An examination of the specimens from the old copper-plate designs (illustrated, p. [137]) shows how slight some of the variations in chasing were. No. 338 on the top row on left is similar to No. 340 in same row which latter is minus the festoons. No. 339 has an upright medallion and a central band of chased lozenge ornament. No. 337 has the same design in bands top and bottom, the medallion is sideways and there are added panels of ornament at side.

Another illustration (p. [141]) shows similar minute variations which were offered to the trade. No. 486 on the left at the top row is practically the same as No. 489, on the second row beneath which has floral chasing added, and the next example, No. 490, differs only inasmuch as it has a broken curved top. The differences therefore are only those found in trade catalogues.

DESIGNS OF MUSTARD POTS.

From an old Pattern Book issued by eighteenth-century Sheffield platers to Continental markets, by J. Parsons & Co., about 1784. This series indicates the minute differences of detail in ornament of exceptional interest to collectors nowadays.

(At the Victoria and Albert Museum.)

(Reproduced by permission of the Board of Education.)

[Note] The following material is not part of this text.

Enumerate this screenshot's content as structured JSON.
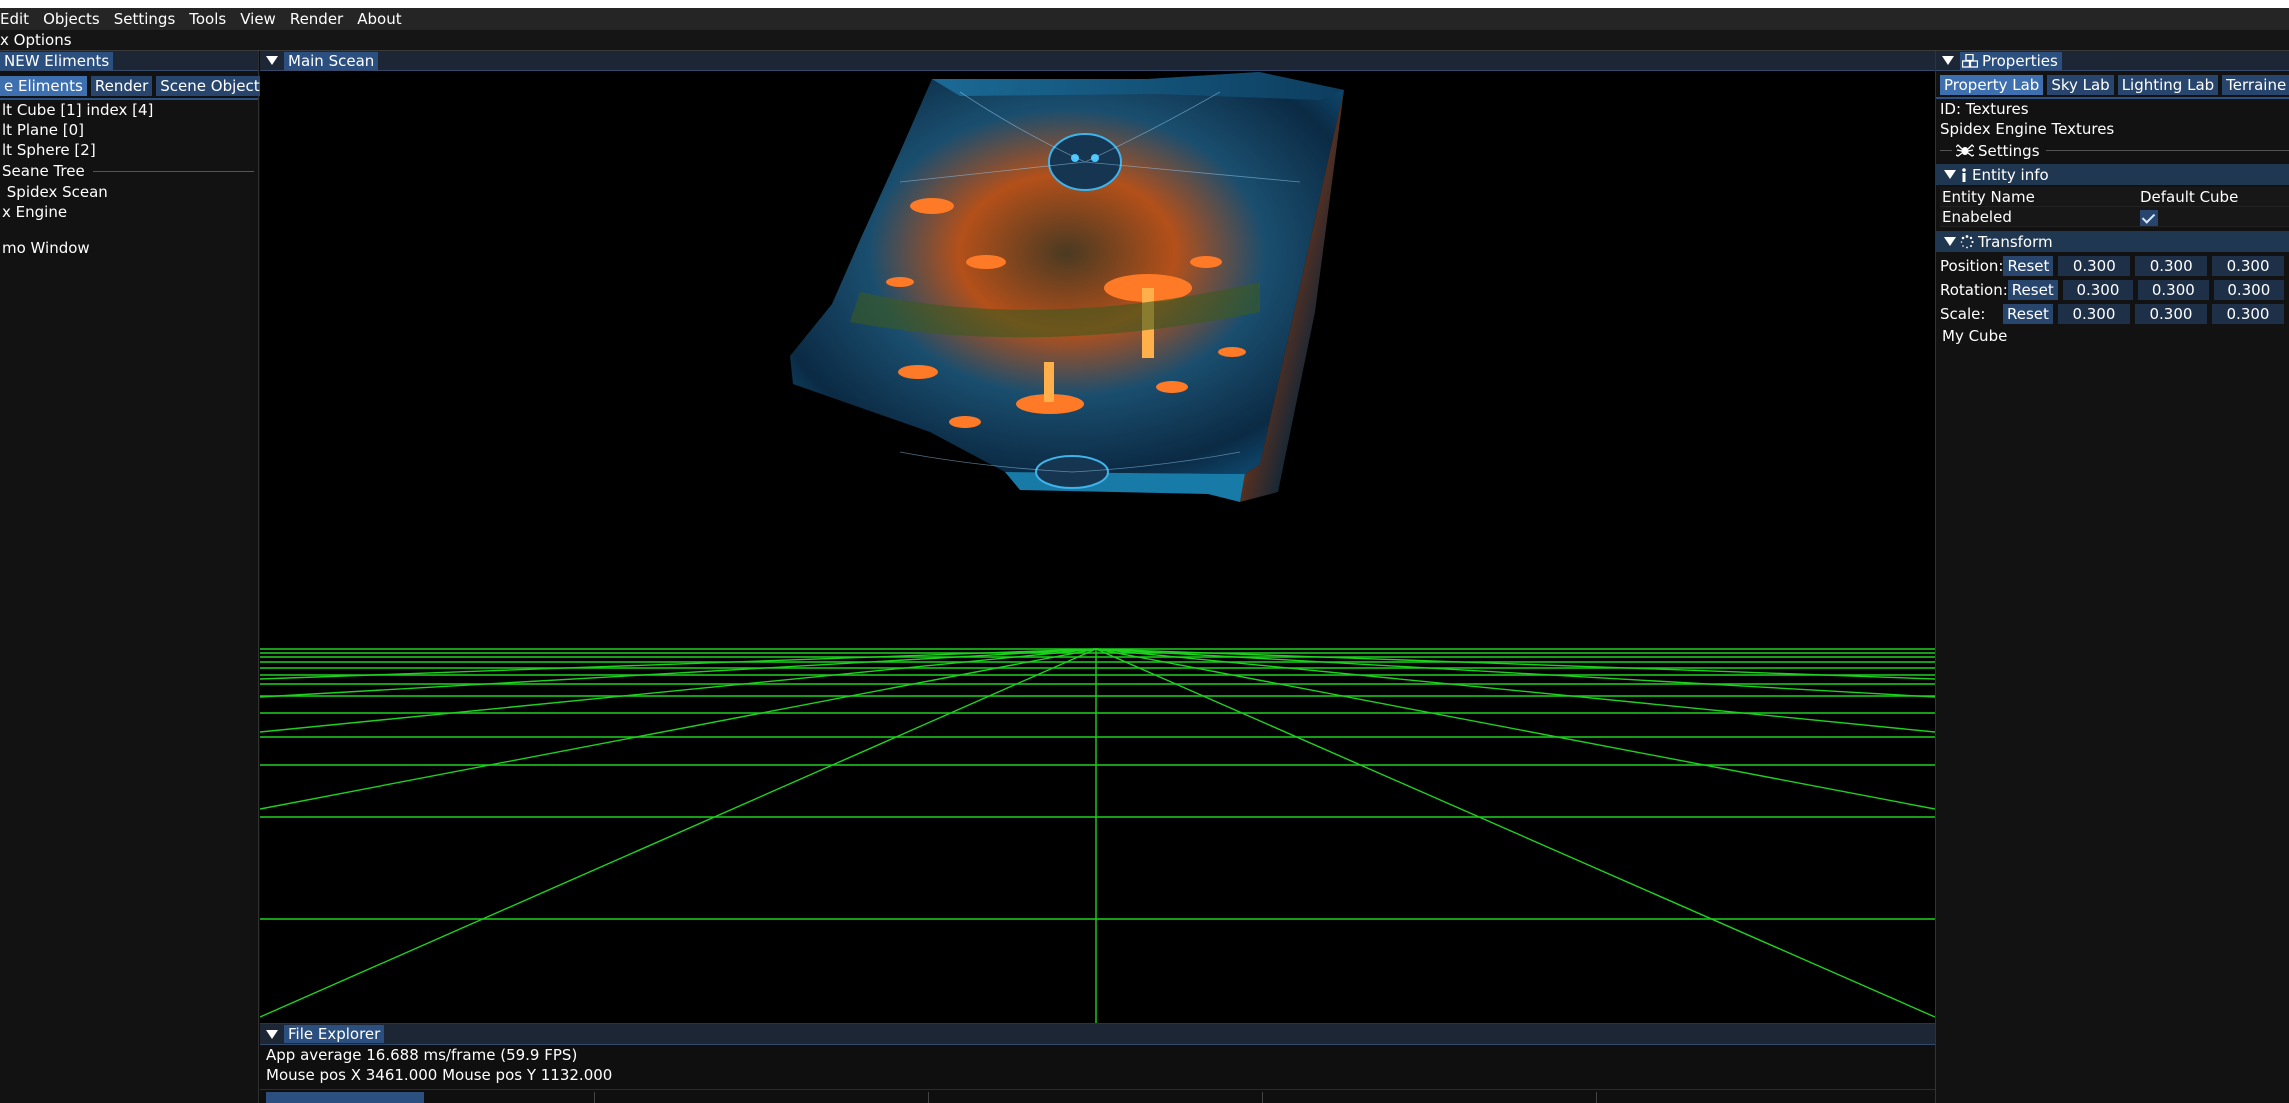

The New Style of the Table Salt Cellar.—Apart from the days of the great standing salt of the late seventeenth century, the potter followed on at Rouen and at Lambeth with simulations in white ware of these creations of the silversmith. In the days of Queen Anne and in the reign of George II the trencher salt was of minor proportions and simple in design. It had no feet and it did not attempt to be ornamental in the same degree that is observable in later salts where the decorative effect is beautiful and symmetrical and where they followed in succession all the phases of contemporary ornament. They had hoof feet, claw and ball feet, were perforated in their designs, were oval or hexagonal in shape, adopting in turn the classic festoons of the Adam period, and the godrooning of the tureen of the late George III massive style. They had three feet and then four feet, till they finally dropped the foot altogether. When Empire forms were in vogue they are found with sphinxes or winged griffons and on tripod stands, and in the decadence they sunk to trivial designs as inartistic as the crude earthenware butter pan in the dairy.

It is interesting to the collector of old Sheffield plate to trace his designs and compare them with the silver hall-marked specimens throughout the period from 1770 till 1820. He will find that in the main the Sheffield plated examples of the period about 1785 to 1795 offer examples in decorative style not surpassed by any others, and he will also find that the silver plate of that particular period is not quite so replete with similar designs as one would suppose, taking it for granted that all the designs of the platers were taken from the prototypes found in silver.

The Mustard Pot.—"What say you to a piece of beef and mustard?" says Shakespeare in his Taming of the Shrew, which shows the use of this condiment at the sixteenth century English table, though there is no record of mustard pots having formed part of the plate. Swift gave certain satiric directions to a servant how to snuff a candle, and he added further injunctions, "Stick your candle in a bottle, a coffee-cup or a mustard pot."